Wednesday, March 23, 2011

.XXX as a Top Level Domain

For those of you that haven't been following it, the tag .xxx has been approved as a voluntary sponsored top level domain (sTLD) by ICANN (The Internet Corporation for Assigned Names and Numbers) putting it on equal footing with other sTLDs such as .gov and .edu.

That's a lot to digest so I'll try to explain it as simply as possible.  Essentially the .xxx ending is available to adult websites who want to use it.  Think of it as a .travel, or .museum, it's just a domain that can highlight the content of a particular site.  Typically those that use sTLDs have to prove that they are a member of that particular subgroup so creating a website called BillSmith.xxx because you hate your neighbor Bill isn't going to fly (unless Bill moonlights as a pornstar).

The move is kind of curious because no one has really come out in favor of it.  Those with a vested interest in porn such as kink.com are almost wholeheartedly against it.  The most immediate concern is that companies are going to have to register several .xxx website to protect their brand and keep people from hijacking their name, which at around $75 a pop for each domain will get expensive in a hurry.
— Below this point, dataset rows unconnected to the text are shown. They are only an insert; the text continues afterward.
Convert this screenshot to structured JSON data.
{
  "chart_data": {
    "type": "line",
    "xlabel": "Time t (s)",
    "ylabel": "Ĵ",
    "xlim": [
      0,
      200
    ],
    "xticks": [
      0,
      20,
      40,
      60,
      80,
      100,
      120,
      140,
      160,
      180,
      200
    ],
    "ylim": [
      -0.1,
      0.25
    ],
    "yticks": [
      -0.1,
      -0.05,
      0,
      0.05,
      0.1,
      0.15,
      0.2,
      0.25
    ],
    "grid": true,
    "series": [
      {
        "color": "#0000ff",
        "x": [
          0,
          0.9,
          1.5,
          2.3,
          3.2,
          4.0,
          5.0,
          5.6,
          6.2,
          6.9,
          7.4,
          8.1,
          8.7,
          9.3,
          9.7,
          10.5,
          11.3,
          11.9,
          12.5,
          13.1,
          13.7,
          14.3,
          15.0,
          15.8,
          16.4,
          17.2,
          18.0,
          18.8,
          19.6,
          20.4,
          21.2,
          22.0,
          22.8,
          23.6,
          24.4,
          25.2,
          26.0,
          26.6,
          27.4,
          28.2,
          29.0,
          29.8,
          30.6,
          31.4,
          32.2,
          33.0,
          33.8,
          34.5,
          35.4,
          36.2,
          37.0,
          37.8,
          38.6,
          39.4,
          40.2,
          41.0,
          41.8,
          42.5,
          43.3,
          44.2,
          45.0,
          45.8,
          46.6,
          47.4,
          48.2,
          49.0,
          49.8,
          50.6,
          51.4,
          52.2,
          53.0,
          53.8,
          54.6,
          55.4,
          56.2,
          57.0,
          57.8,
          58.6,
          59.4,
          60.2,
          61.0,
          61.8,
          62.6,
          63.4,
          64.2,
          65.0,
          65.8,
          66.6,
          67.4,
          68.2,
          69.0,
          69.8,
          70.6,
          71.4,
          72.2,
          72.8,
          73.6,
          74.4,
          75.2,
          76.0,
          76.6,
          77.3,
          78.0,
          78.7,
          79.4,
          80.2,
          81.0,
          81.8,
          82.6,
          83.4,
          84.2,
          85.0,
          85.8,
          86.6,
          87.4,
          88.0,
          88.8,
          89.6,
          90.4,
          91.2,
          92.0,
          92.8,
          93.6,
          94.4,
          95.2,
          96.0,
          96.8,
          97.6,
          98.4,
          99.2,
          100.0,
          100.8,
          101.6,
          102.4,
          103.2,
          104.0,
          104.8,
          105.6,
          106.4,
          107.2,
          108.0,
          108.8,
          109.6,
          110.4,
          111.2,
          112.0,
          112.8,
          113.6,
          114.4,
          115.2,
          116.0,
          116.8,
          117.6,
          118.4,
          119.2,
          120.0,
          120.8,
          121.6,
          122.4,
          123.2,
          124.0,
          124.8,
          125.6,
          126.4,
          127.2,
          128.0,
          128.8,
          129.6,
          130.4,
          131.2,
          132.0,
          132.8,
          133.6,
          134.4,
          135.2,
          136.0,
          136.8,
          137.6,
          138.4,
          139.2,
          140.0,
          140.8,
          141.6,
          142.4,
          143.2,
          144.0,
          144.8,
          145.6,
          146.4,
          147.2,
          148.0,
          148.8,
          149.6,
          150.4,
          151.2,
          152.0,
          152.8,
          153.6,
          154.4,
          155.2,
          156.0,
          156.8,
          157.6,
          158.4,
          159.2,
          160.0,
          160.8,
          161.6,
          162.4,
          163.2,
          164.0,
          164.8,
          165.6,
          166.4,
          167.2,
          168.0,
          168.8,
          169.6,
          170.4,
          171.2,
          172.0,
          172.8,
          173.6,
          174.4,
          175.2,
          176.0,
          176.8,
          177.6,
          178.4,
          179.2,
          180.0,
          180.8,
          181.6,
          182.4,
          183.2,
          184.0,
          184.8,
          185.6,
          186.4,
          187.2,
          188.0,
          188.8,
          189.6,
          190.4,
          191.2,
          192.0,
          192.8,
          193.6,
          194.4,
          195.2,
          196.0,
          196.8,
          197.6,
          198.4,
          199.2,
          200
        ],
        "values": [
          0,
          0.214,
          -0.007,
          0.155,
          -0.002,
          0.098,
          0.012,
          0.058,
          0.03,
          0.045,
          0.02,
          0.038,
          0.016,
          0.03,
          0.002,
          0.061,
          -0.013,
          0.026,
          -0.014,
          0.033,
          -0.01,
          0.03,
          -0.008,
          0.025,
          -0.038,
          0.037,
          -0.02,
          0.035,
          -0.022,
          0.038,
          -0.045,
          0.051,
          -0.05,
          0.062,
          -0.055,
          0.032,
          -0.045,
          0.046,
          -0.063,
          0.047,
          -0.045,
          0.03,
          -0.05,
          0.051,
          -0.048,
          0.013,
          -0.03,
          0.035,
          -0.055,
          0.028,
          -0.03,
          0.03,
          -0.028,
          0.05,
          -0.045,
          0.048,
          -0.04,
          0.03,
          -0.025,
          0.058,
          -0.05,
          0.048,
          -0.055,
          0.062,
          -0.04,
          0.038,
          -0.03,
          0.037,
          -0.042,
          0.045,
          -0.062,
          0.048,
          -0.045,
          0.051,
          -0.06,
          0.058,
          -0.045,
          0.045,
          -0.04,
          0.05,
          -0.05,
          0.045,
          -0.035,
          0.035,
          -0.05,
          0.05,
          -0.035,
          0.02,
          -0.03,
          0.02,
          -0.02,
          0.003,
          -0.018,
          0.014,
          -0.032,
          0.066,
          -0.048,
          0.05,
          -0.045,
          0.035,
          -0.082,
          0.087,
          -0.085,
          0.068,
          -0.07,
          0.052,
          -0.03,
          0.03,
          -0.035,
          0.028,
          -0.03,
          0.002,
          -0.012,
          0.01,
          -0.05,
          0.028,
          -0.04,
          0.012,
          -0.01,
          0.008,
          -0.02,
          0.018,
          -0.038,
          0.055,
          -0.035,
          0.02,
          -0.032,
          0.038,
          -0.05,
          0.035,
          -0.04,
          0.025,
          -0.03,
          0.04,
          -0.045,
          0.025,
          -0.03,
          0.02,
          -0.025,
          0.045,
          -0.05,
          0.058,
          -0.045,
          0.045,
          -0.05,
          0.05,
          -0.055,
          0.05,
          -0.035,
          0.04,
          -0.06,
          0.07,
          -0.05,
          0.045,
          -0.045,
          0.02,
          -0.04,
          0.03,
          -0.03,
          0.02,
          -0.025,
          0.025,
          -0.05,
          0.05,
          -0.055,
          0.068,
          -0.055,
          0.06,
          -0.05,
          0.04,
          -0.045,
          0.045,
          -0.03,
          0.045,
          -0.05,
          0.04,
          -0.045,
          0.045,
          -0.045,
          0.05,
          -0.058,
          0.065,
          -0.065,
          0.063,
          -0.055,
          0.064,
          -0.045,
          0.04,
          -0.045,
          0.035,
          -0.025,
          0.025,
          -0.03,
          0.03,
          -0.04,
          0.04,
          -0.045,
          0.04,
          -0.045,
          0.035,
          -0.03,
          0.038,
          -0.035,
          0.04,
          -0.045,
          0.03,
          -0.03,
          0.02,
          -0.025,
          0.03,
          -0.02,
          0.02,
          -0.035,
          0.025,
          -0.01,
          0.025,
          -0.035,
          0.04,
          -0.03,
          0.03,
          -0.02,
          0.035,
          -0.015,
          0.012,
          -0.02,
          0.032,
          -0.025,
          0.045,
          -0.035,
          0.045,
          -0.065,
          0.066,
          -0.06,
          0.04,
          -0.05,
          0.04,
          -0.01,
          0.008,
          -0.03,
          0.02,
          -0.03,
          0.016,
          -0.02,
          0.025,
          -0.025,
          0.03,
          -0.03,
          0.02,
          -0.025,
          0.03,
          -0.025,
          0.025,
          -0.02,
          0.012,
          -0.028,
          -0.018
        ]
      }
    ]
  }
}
The biggest hypothetical fear is censorship.  If porn is one day forced to move completely to the .xxx domain it gets much easier for ISPs to censor the material.  Filtering a domain is a lot easier than filtering individual sites based on content.  Plus what's to say one country's government won't mandate a move to .xxx domains, and another country's won't block .xxx domains altogether?  It's a no-win.  In itself the creation of a .xxx domain really doesn't do anything right now other than forcing a company like Kink to buy out kink.xxx and other sites before some jackass does and makes a mockery of their name.  But the frightening thing is what it opens the door to.  Making censorship easier can never be a good thing.

What's kind of funny is that anti-porn groups haven't been in favor of the .xxx domain either.  Groups like The War on Illegal Pornography feel it legitimizes porn's place on the internet and will open the doors to the spread of even more pornographic content proving with finality that they have no idea how the internet works or what is actually on it.  (Aside: Jesus fucking christ, you'd think The Coalition for the War on Illegal Pornography would have its own goddamn website if only to marginally decrease the percentage of websites on the internet that are pornographic simply by existing.)

Why ICANN pushed something through that no one really wanted is beyond me.  What's clear is that while this might not be a bad thing in itself, it is definitely a step in the wrong direction.

1 comment:

  1. What are some reasons why it would be a good idea?